Family History of Heart Disease
Heart disease tends to run in families. Genetic factors play some role in high blood pressure, heart disease, and other vascular conditions. Risk factors, including: high blood pressure, diabetes, and obesity may also be passed from one generation to another. However, it is also likely that people with a family history of heart disease share common environments and risk factors that increase their risk.

Contributing risk factors:
. Stress
. Sex Hormones
. Birth Control Pills
. Alcohol

Stress is considered a contributing risk factor for heart disease because its effects on the heart are not completely understood. However, some scientists have noted a relationship between coronary artery disease risk and stress in a person's life, their health behaviors and socioeconomic status. For example, people under stress may overeat, start smoking or smoke more than they otherwise would.

Sex Hormones
Sex hormones appear to play a role in heart disease. Among women younger than 40, heart disease is rare. But between the ages 40 and 65, around the time when most women go through menopause, the chances that a women will have a heart attack greatly increase. Women 65 and older have the same risk of heart disease as men of the same age.

Birth Control Pills
Early types of birth control pills contained high levels of estrogen and progestin. Taking these pills increased the risk of heart disease and strokes, especially in women older than 35 who smoked. But birth control pills today contain much lower doses of hormones and are considered safe for women younger than 35 who do not have high blood pressure and do not smoke.
But if you smoke or have other risk factors, birth control pills will increase your risk of heart disease and blood clots, especially if you are older than 35. According to the American Heart Association, women who take birth control pills should have yearly check-ups that test blood pressure, triglycerides and blood glucose levels.

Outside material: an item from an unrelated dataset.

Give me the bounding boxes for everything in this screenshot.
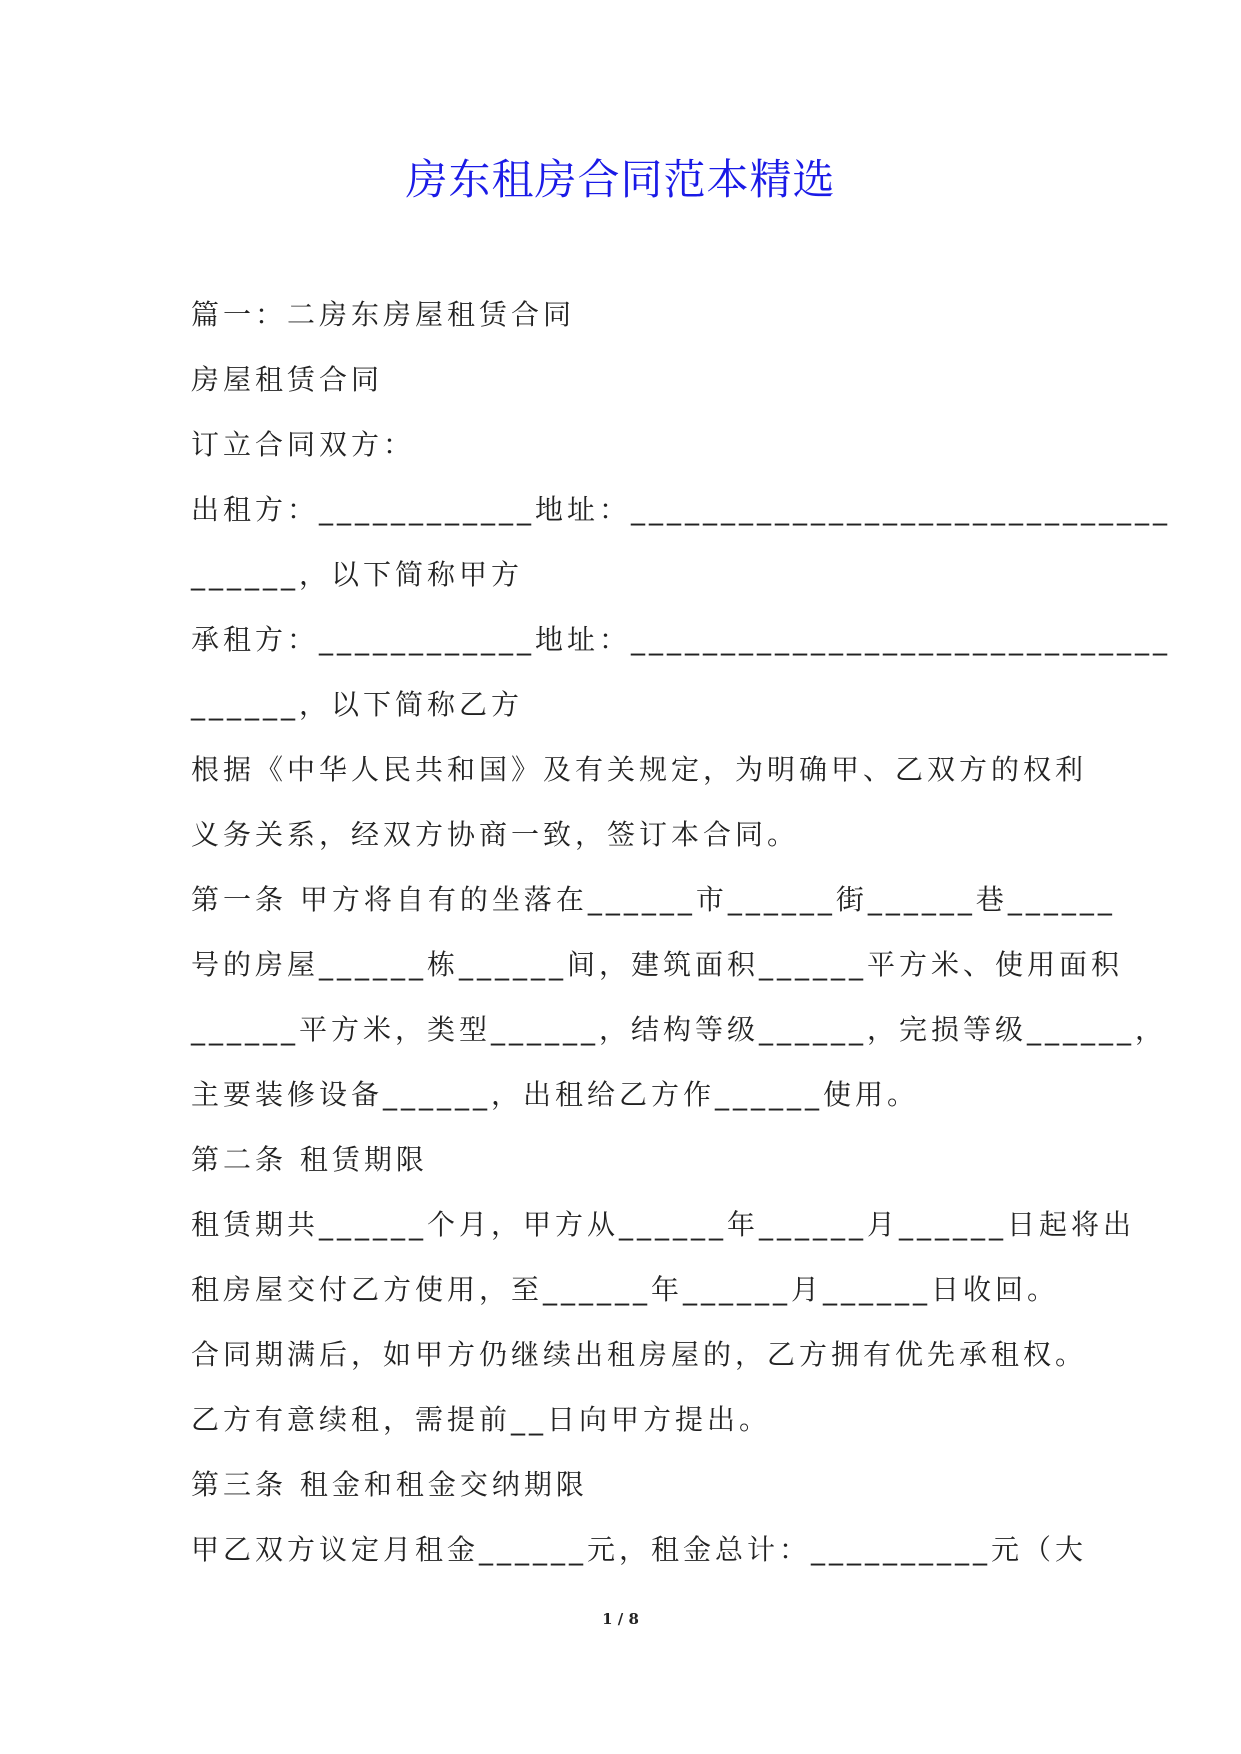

The risk of heart disease in people who drink moderate amounts of alcohol is lower than in nondrinkers. Experts say that moderate intake is an average of one to two drinks per day for men and one drink per day for women. One drink is defined as 1-1/2 fluid ounces (fl oz) of 80-proof spirits (such as bourbon, scotch, vodka, gin, etc.), 1 fl oz of 100-proof spirits, 4 fl oz of wine or 12 fl oz of beer.

But drinking more than a moderate amount of alcohol can cause heart related problems such as high blood pressure, stroke, irregular heart beats, and cardiomyopathy (disease of the heart muscle). It is not recommended that nondrinkers start using alcohol or that drinkers increase the amount that they drink.